Mayor Carter: The grinch who stole Independence Day

This Independence Day in Saint Paul there was no “rocket’s red glare” or “bombs bursting in air” to give “proof through the night that our flag was still there”. The city’s mayor, Melvin Carter, cancelled its fireworks, for the first time in recent memory, according to the Star Tribune. Mayor Carter explained

“As I’ve considered the budgetary priorities we manage across our city in the first year of my administration, I’ve decided I can’t in good conscience support spending tax dollars on a fireworks display in St. Paul this year”

Bluntly, he said “The fact of the matter is that we just don’t have $100,000 to spend blowing up rockets over our city”

I confess, I had some sympathy with Mayor Carter’s argument at the time. Indeed, anyone who has slalomed their way between pot holes on South Robert Street recently might share that sympathy.

I also saw an opportunity here.

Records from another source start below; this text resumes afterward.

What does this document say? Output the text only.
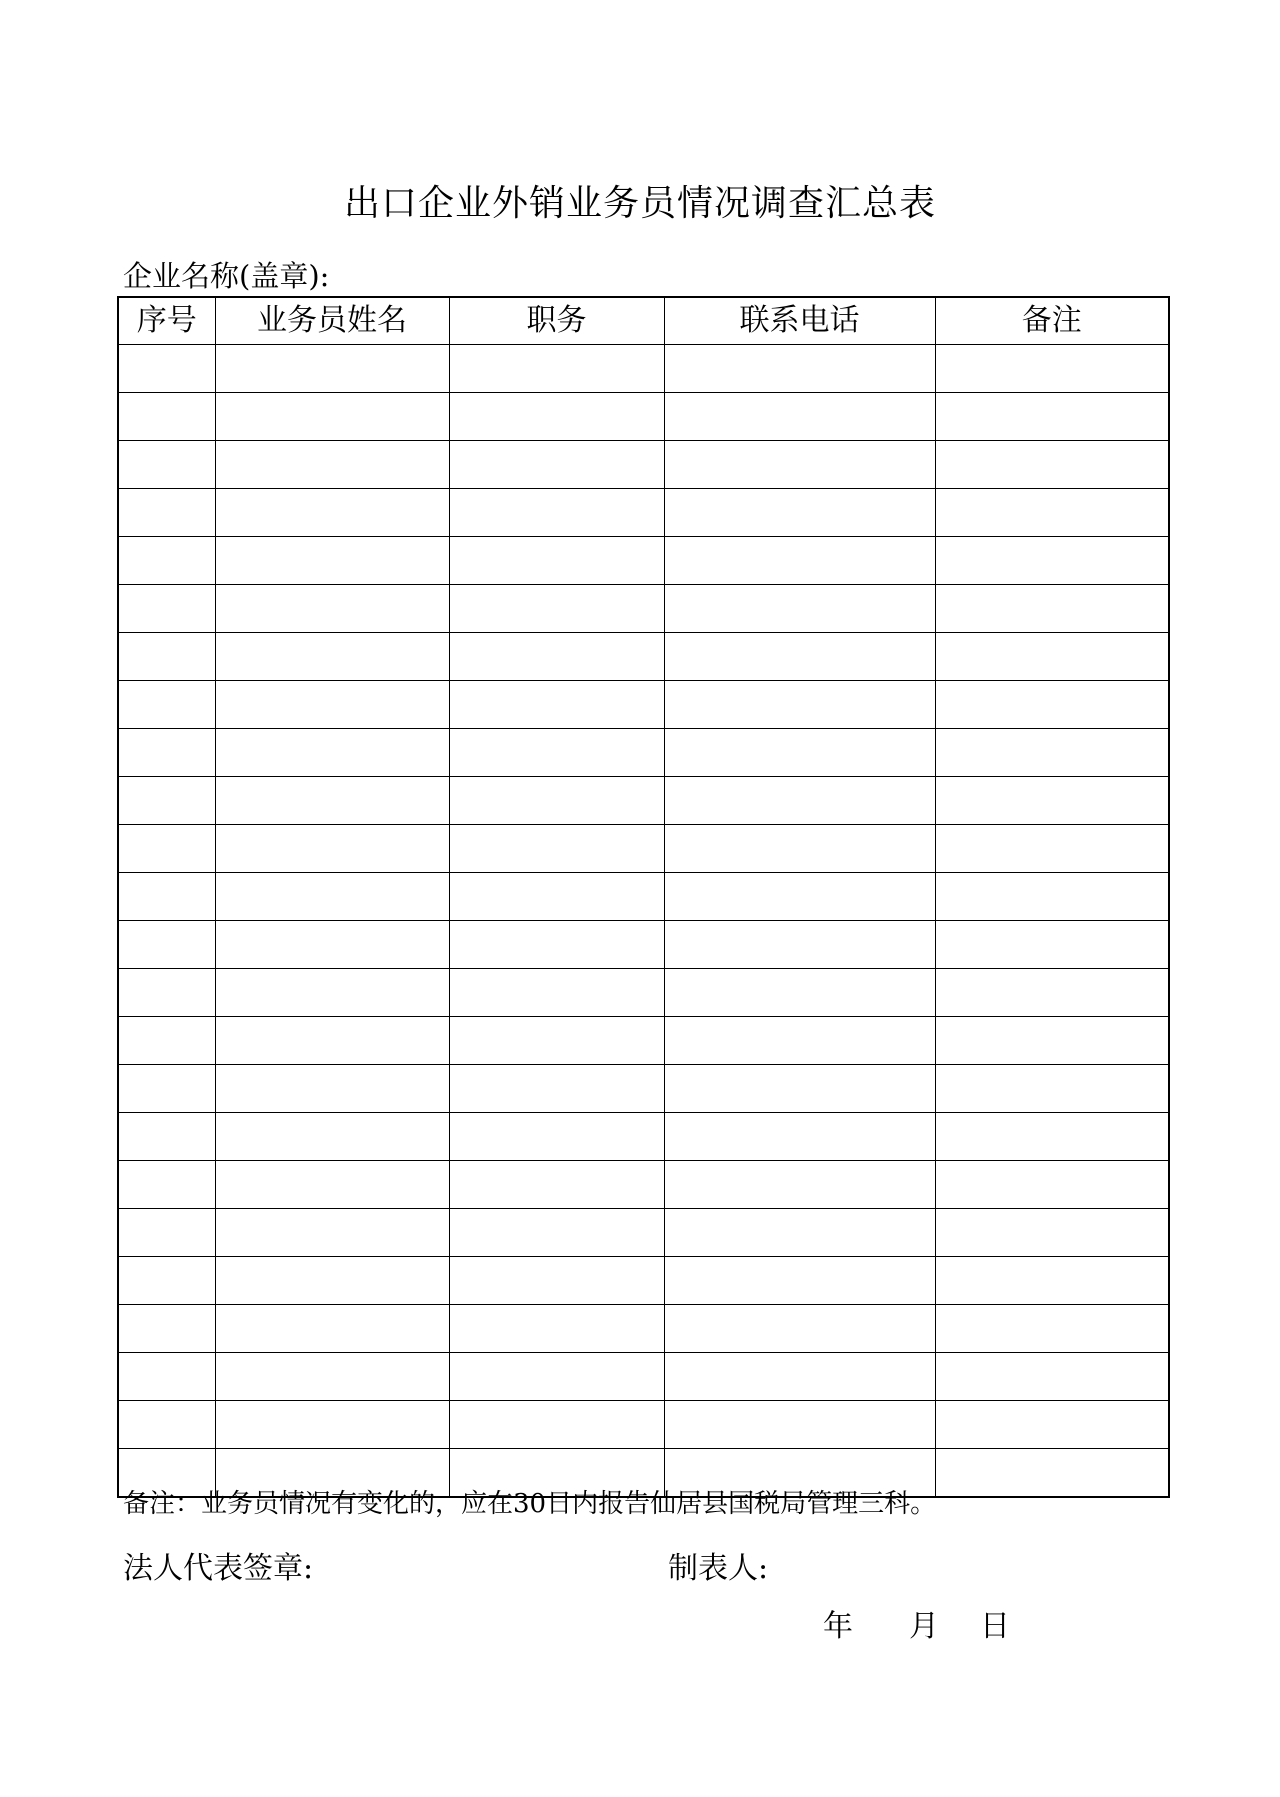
出口企业外销业务员情况调查汇总表
企业名称(盖章):
序号	业务员姓名	职务	联系电话	备注

备注：业务员情况有变化的，应在30日内报告仙居县国税局管理三科。
法人代表签章:	制表人:
年 月 日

When governments do a thing they generally do it less efficiently and less satisfactorily than when private enterprises do it. Because of this, the list of things that a government should do is very short indeed. It is certainly much shorter than the list of things that government currently does. Supporters of Big Government generally argue that if government didn’t do this or that nobody else would; who would build the roads?, they often ask. Again, a trundle along South Robert Street suggests that government can’t even be relied upon to do that very well.

Here, perhaps, was a chance for Saint Paul’s private sector to step in and assume the responsibility for the Independence Day fireworks from a city government which is struggling to make ends meet, despite, as Figure 1 shows, having more tax revenue to spend per capita than in any year before 2014.

Figure 1: City of Saint Paul per capita tax revenues, 2003-2017, 2017 dollars

Source: City of Saint Paul, Census Bureau 

To my dismay, Saint Paul’s private sector did not step up to the plate. Could it be that if government didn’t do the fireworks nobody else would?

Not so fast. Last week the Star Tribune reported that

Mayor Melvin Carter’s office declined multiple offers to help pull together a July 4 fireworks display in St. Paul after he announced in late June that the annual event would not happen.

The St. Paul Saints baseball team rounded up corporate sponsors for fireworks at CHS Field. Hiway Federal Credit Union offered to donate $50,000 that could be matched by other businesses. Council Member Jane Prince asked if she could solicit private donations.

The mayor and his staff considered these offers but ultimately decided against accepting them, according to e-mails and voice mails obtained by the Star Tribune through a public records request. “I’m moving on from this & not going to ask anybody for money for it,” Carter said in a June 28 e-mail to Deputy Mayor Jaime Tincher, adding that they would soon be raising money for other city initiatives. “Let’s not make competing asks.”

There are two lessons to take from this, one narrow, one broad.

The narrow lesson is that Mayor Carter’s hand wringing about budget constraints was so much insincere cant, deployed solely to hide the fact that he didn’t want a celebration for this country’s birthday.

The broad lesson is that when the government steps back individuals step forward. Or they do, if the government lets them.

John Phelan is an economist at the Center of the American Experiment.